The Descendants #1: “A-Punk”
Tay started a column. I thought I might too. Mine will strive to be the sillier one.
The Premise: The first independent record labels were founded by and for first-wave punk bands and really took off when hardcore and post-punk came around in the following years. The 80′s were moving along nicely, and those maturing punk bands were soon identified as “college rock.” By the time the now-divisive abbreviation “indie” crept up in the early 90′s, the bands wearing the label were still plenty punk. As much as folks love to hate the term, “indie” just won’t seem to leave the discussion and is just as present today as it ever was. But does it still have anything to do with its punk roots?
Course not! But as a fun little exercise, I’ll be examining some of the latest, hottest “indie” jams to see if I can’t pick out which bits they might have inherited from their punk ancestors. In this first edition, I’ll pick apart Vampire Weekend’s hugely popular breakout tune “A-Punk” from their 2008 self-titled debut.
So, the production on this song is just about as squeaky clean as you can get. Sterile even! Their guitarist has the “un-distortion” knob cranked to ten. Nothing is out of place or sloppy and everything is played with utmost precision. The chorus is layered with some synthetic woodwind keyboard patch. SO not punk, guys!
Let’s look a little closer. The way the drums come in is such a total bonehead Ramones move. No flash, just great dumb thudding. “Thud. Thud. Thud-Thud-Thud-Thud.” The “fill” happens at the end of every chorus as well. Aside from the rote disco-hats before the verse and the afro-pop (vom!) tom work in the chorus, the terseness of the eighth note hi-hat beat in the rest of the song is damn near Wire-esque.
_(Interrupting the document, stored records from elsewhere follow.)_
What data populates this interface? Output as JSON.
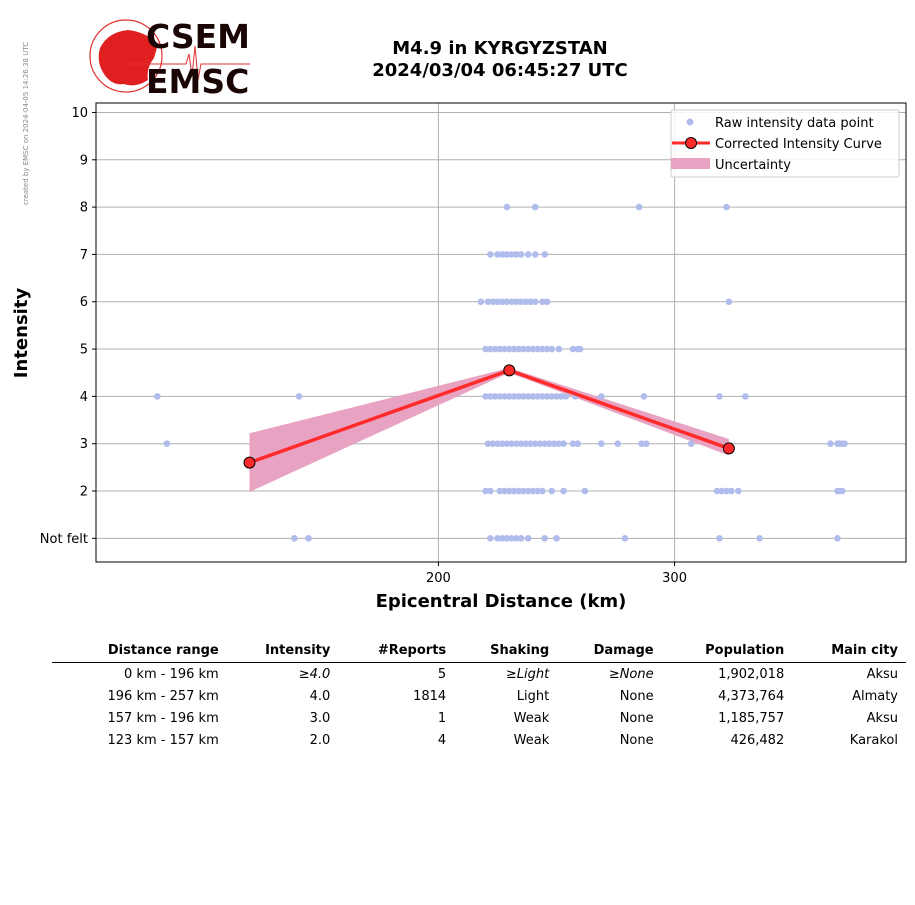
{
  "watermark": "created by EMSC on 2024-04-05 14:26:38 UTC",
  "logo": {
    "line1": "CSEM",
    "line2": "EMSC"
  },
  "title": {
    "line1": "M4.9 in KYRGYZSTAN",
    "line2": "2024/03/04 06:45:27 UTC"
  },
  "colors": {
    "raw": "#b0bcec",
    "curve": "#ff2a2a",
    "uncertainty": "#e8a3c2",
    "marker_edge": "#000000"
  },
  "chart_data": {
    "type": "scatter",
    "xlabel": "Epicentral Distance (km)",
    "ylabel": "Intensity",
    "xlim": [
      55,
      398
    ],
    "ylim": [
      0.5,
      10.2
    ],
    "x_ticks": [
      200,
      300
    ],
    "y_ticks": [
      {
        "value": 1,
        "label": "Not felt"
      },
      {
        "value": 2,
        "label": "2"
      },
      {
        "value": 3,
        "label": "3"
      },
      {
        "value": 4,
        "label": "4"
      },
      {
        "value": 5,
        "label": "5"
      },
      {
        "value": 6,
        "label": "6"
      },
      {
        "value": 7,
        "label": "7"
      },
      {
        "value": 8,
        "label": "8"
      },
      {
        "value": 9,
        "label": "9"
      },
      {
        "value": 10,
        "label": "10"
      }
    ],
    "grid": true,
    "legend_position": "top-right",
    "legend": [
      "Raw intensity data point",
      "Corrected Intensity Curve",
      "Uncertainty"
    ],
    "raw_points": [
      {
        "y": 8,
        "x": [
          229,
          241,
          285,
          322
        ]
      },
      {
        "y": 7,
        "x": [
          222,
          225,
          227,
          229,
          231,
          233,
          235,
          238,
          241,
          245
        ]
      },
      {
        "y": 6,
        "x": [
          218,
          221,
          223,
          225,
          227,
          229,
          231,
          233,
          235,
          237,
          239,
          241,
          244,
          246,
          323
        ]
      },
      {
        "y": 5,
        "x": [
          220,
          222,
          224,
          226,
          228,
          230,
          232,
          234,
          236,
          238,
          240,
          242,
          244,
          246,
          248,
          251,
          257,
          259,
          260
        ]
      },
      {
        "y": 4,
        "x": [
          81,
          141,
          220,
          222,
          224,
          226,
          228,
          230,
          232,
          234,
          236,
          238,
          240,
          242,
          244,
          246,
          248,
          250,
          252,
          254,
          258,
          269,
          287,
          319,
          330
        ]
      },
      {
        "y": 3,
        "x": [
          85,
          221,
          223,
          225,
          227,
          229,
          231,
          233,
          235,
          237,
          239,
          241,
          243,
          245,
          247,
          249,
          251,
          253,
          257,
          259,
          269,
          276,
          286,
          288,
          307,
          366,
          369,
          370,
          371,
          372
        ]
      },
      {
        "y": 2,
        "x": [
          220,
          222,
          226,
          228,
          230,
          232,
          234,
          236,
          238,
          240,
          242,
          244,
          248,
          253,
          262,
          318,
          320,
          322,
          324,
          327,
          369,
          370,
          371
        ]
      },
      {
        "y": 1,
        "x": [
          139,
          145,
          222,
          225,
          227,
          229,
          231,
          233,
          235,
          238,
          245,
          250,
          279,
          319,
          336,
          369
        ]
      }
    ],
    "curve": [
      {
        "x": 120,
        "y": 2.6
      },
      {
        "x": 230,
        "y": 4.55
      },
      {
        "x": 323,
        "y": 2.9
      }
    ],
    "uncertainty": [
      {
        "x": 120,
        "low": 1.98,
        "high": 3.22
      },
      {
        "x": 230,
        "low": 4.5,
        "high": 4.6
      },
      {
        "x": 323,
        "low": 2.75,
        "high": 3.1
      }
    ]
  },
  "table": {
    "headers": [
      "Distance range",
      "Intensity",
      "#Reports",
      "Shaking",
      "Damage",
      "Population",
      "Main city"
    ],
    "rows": [
      {
        "range": "0 km -  196 km",
        "intensity": "≥4.0",
        "reports": "5",
        "shaking": "≥Light",
        "damage": "≥None",
        "population": "1,902,018",
        "city": "Aksu"
      },
      {
        "range": "196 km -  257 km",
        "intensity": "4.0",
        "reports": "1814",
        "shaking": "Light",
        "damage": "None",
        "population": "4,373,764",
        "city": "Almaty"
      },
      {
        "range": "157 km -  196 km",
        "intensity": "3.0",
        "reports": "1",
        "shaking": "Weak",
        "damage": "None",
        "population": "1,185,757",
        "city": "Aksu"
      },
      {
        "range": "123 km -  157 km",
        "intensity": "2.0",
        "reports": "4",
        "shaking": "Weak",
        "damage": "None",
        "population": "426,482",
        "city": "Karakol"
      }
    ]
  }
}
Vocally, that Ezra dude’s got things pretty steady and under control even though it sounds like he might be straining himself a tad to get up to that bright, squawky register. And yet, there’s this moment in in the first verse when his delivery borders on urgent. While singing the lines, “She took it from his lily white hand/ Showed no fear she’d seen the thing,” his voice starts to waver and veer of course ever so slightly, sacrificing accuracy and temperateness in favor of a more recklessly emotive delivery. The notes crack as he sings “lily white hand,” and he spits out “seen the thing” in an exasperated deadpan not unlike that monotone stutter-chopped voice adopted by so many early hardcore vocalists. And of course, the low-hanging fruit here is that shout-along “Ay! Ay! Ay!” Not only does Ezra shout it exactly like one would shout “Oi! Oi! Oi!” but it also elicits the same response from crowds, who are apt to pump a very punk rock raised fist with each shout. The primary difference is that Vampweek’s Ay!’s fall on the off-beats while Oi!’s are always on down beats. Seriously, it’s the law. The working man can’t syncopate for shit.
Now let’s move to a more global perspective. In addition to the production being scrubbed clean of any and all impurities, it’s also incredibly sparse and utilitarian, a pretty foundational trademark of punk recordings. This song’s got one guitar track, one bass track, a drum kit, some pretty unfussy keyboard bits in the choruses, and little else to speak of. Simple! Also, the thing barely breaks the two-minute mark and displays the kind of songwriting efficiency that is rarely seen outside the punk genre. Verse, chorus, shouts, verse, chorus, shouts, done. It does what it needs to do and gets the hell out. Nice.